Reichert’s take on gerrymandering is solidly bipartisan. The movie details how one Barack Obama failed to win a congressional seat in 2000 but made it to the Senate in 2004 after a subsequent redistricting gave him a large portion of white, upper-middle-class Chicago (known as the Gold Coast). “That’s not really democracy,” one commentator says. “That’s coronation.” The movie also examines then-congressman Tom DeLay’s singular use of gerrymandering to rid Texas of seven Democratic representatives in 2004 and how Texas Democrats tried to avoid the tactic by decamping en masse to a Best Western across the border in Ardmore, Oklahoma. Their departure earned both praise and scorn—a scene features Jon Stewart ripping the congressmen on The Daily Show while Willie Nelson sends them a case of Jack Daniel’s.

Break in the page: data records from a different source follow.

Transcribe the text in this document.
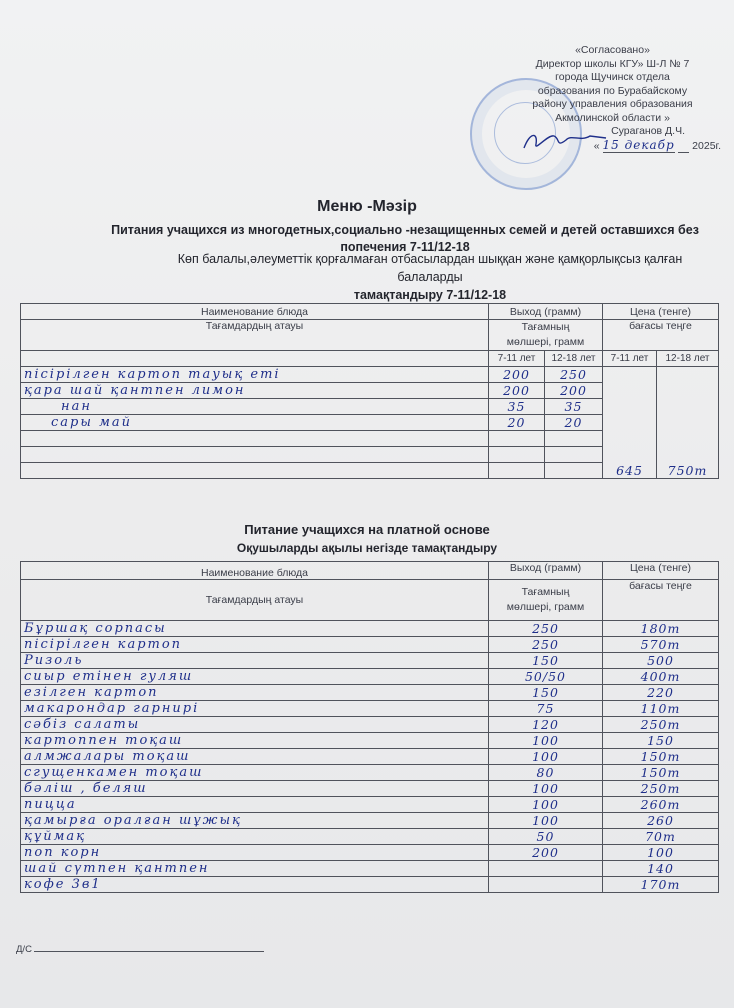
«Согласовано»
Директор школы КГУ» Ш-Л № 7
города Щучинск отдела
образования по Бурабайскому
району управления образования
Акмолинской области »
Сураганов Д.Ч.
« 15 декабр 2025г.
Меню -Мәзір
Питания учащихся из многодетных,социально -незащищенных семей и детей оставшихся без попечения 7-11/12-18
Көп балалы,әлеуметтік қорғалмаған отбасылардан шыққан және қамқорлықсыз қалған балаларды
тамақтандыру 7-11/12-18
Наименование блюда	Выход (грамм)		Цена (тенге)	
Тағамдардың атауы	Тағамның
мөлшері, грамм		бағасы теңге	

	7-11 лет	12-18 лет	7-11 лет	12-18 лет
пісірілген картоп тауық еті	200	250	645	750т
қара шай қантпен лимон	200	200		
нан	35	35		
сары май	20	20		

Питание учащихся на платной основе
Оқушыларды ақылы негізде тамақтандыру
Наименование блюда	Выход (грамм)	Цена (тенге)
Тағамдардың атауы	Тағамның
мөлшері, грамм	бағасы теңге
Бұршақ сорпасы	250	180т
пісірілген картоп	250	570т
Ризоль	150	500
сиыр етінен гуляш	50/50	400т
езілген картоп	150	220
макарондар гарнирі	75	110т
сәбіз салаты	120	250т
картоппен тоқаш	100	150
алмжалары тоқаш	100	150т
сгущенкамен тоқаш	80	150т
бәліш , беляш	100	250т
пицца	100	260т
қамырға оралған шұжық	100	260
құймақ	50	70т
поп корн	200	100
шай сүтпен қантпен		140
кофе 3в1		170т
Д/С
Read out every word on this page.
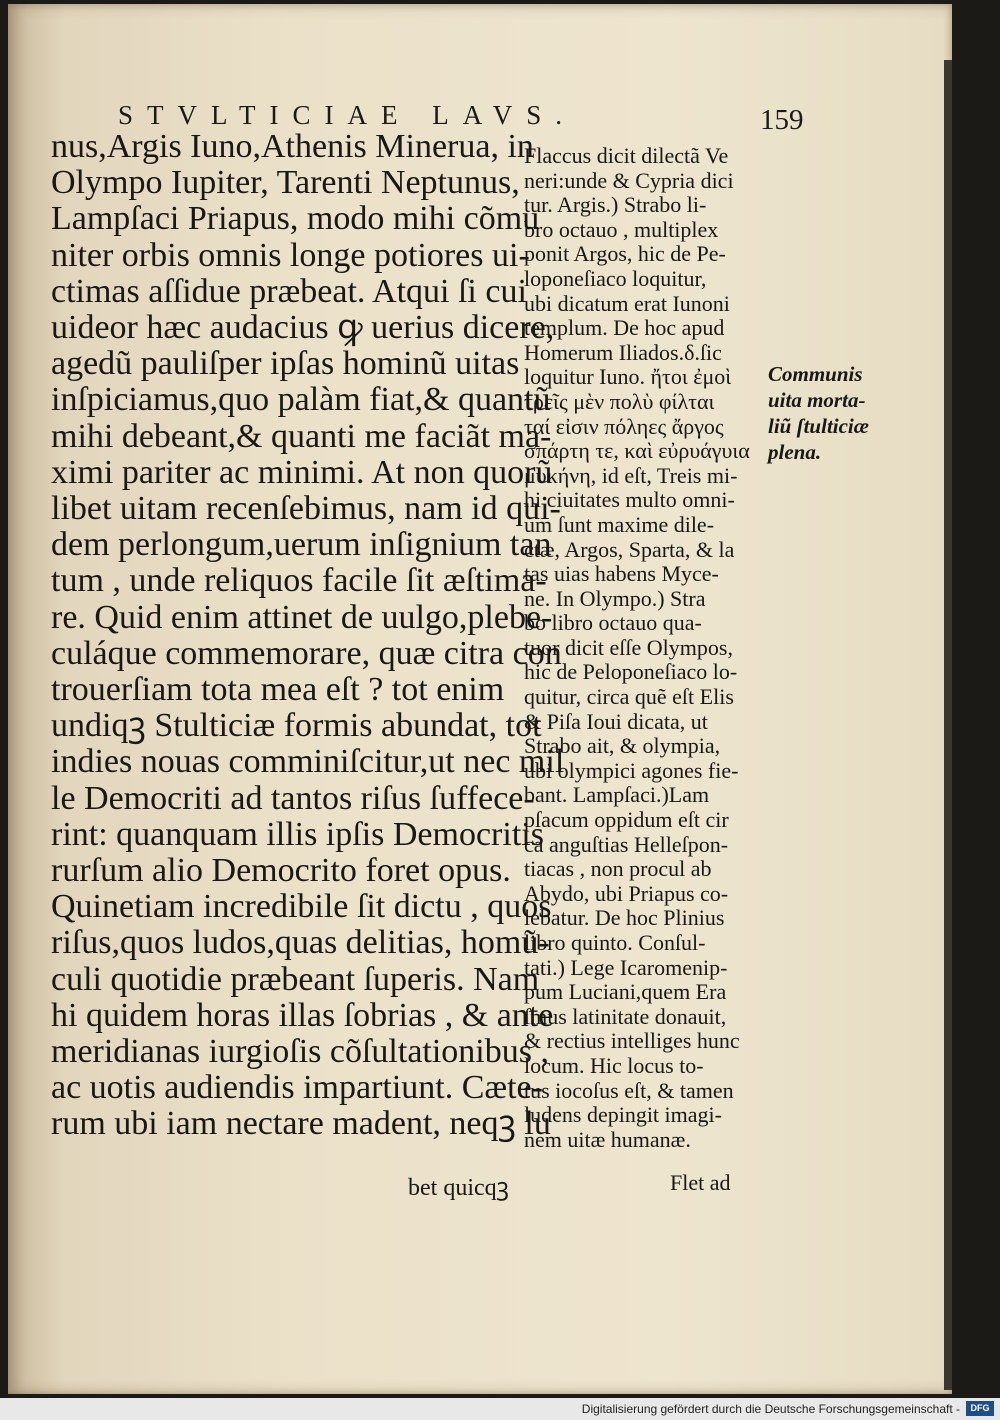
STVLTICIAE LAVS.	159
nus,Argis Iuno,Athenis Minerua, in
Olympo Iupiter, Tarenti Neptunus,
Lampſaci Priapus, modo mihi cõmu
niter orbis omnis longe potiores ui-
ctimas aſſidue præbeat. Atqui ſi cui
uideor hæc audacius ꝙ uerius dicere,
agedũ pauliſper ipſas hominũ uitas
inſpiciamus,quo palàm fiat,& quantũ
mihi debeant,& quanti me faciãt ma-
ximi pariter ac minimi. At non quorũ
libet uitam recenſebimus, nam id qui-
dem perlongum,uerum inſignium tan
tum , unde reliquos facile ſit æſtima-
re. Quid enim attinet de uulgo,plebe-
culáque commemorare, quæ citra con
trouerſiam tota mea eſt ? tot enim
undiqꝫ Stulticiæ formis abundat, tot
indies nouas comminiſcitur,ut nec mil
le Democriti ad tantos riſus ſuffece-
rint: quanquam illis ipſis Democritis
rurſum alio Democrito foret opus.
Quinetiam incredibile ſit dictu , quos
riſus,quos ludos,quas delitias, homũ-
culi quotidie præbeant ſuperis. Nam
hi quidem horas illas ſobrias , & ante
meridianas iurgioſis cõſultationibus ,
ac uotis audiendis impartiunt. Cæte-
rum ubi iam nectare madent, neqꝫ lu
bet quicqꝫ
Flaccus dicit dilectã Ve
neri:unde & Cypria dici
tur. Argis.) Strabo li-
bro octauo , multiplex
ponit Argos, hic de Pe-
loponeſiaco loquitur,
ubi dicatum erat Iunoni
templum. De hoc apud
Homerum Iliados.δ.ſic
loquitur Iuno. ἤτοι ἐμοὶ
τρεῖς μὲν πολὺ φίλται
ταί εἰσιν πόληες ἄργος
σπάρτη τε, καὶ εὐρυάγυια
μυκήνη, id eſt, Treis mi-
hi ciuitates multo omni-
um ſunt maxime dile-
ctæ, Argos, Sparta, & la
tas uias habens Myce-
ne. In Olympo.) Stra
bo libro octauo qua-
tuor dicit eſſe Olympos,
hic de Peloponeſiaco lo-
quitur, circa quẽ eſt Elis
& Piſa Ioui dicata, ut
Strabo ait, & olympia,
ubi olympici agones fie-
bant. Lampſaci.)Lam
pſacum oppidum eſt cir
ca anguſtias Helleſpon-
tiacas , non procul ab
Abydo, ubi Priapus co-
lebatur. De hoc Plinius
libro quinto. Conſul-
tati.) Lege Icaromenip-
pum Luciani,quem Era
ſmus latinitate donauit,
& rectius intelliges hunc
locum. Hic locus to-
tus iocoſus eſt, & tamen
ludens depingit imagi-
nem uitæ humanæ.
Flet ad
Communis
uita morta-
liũ ſtulticiæ
plena.
Digitalisierung gefördert durch die Deutsche Forschungsgemeinschaft -	DFG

During the Q&A session after the screening, Governor Schwarzenegger relied on Hollywood terms to map out the political future. “I believe in sequels,” he said. “There is a sequel to [the passing of Proposition 11], and the sequel is the primaries.” Martin Frost, one of the Democrats ousted by DeLay’s gerrymandering, was hopeful that electoral reform might help fix Washington. “Gerrymandering tends to drive politicians to their corners,” he said. “The effect of it has been to polarize the parties.” Representative Tanner agreed: “Politicians are punished by the right and the left if they try to move to the center. Time is of the essence. If we don’t get this done now, it’s going to be another ten years before we can change it.”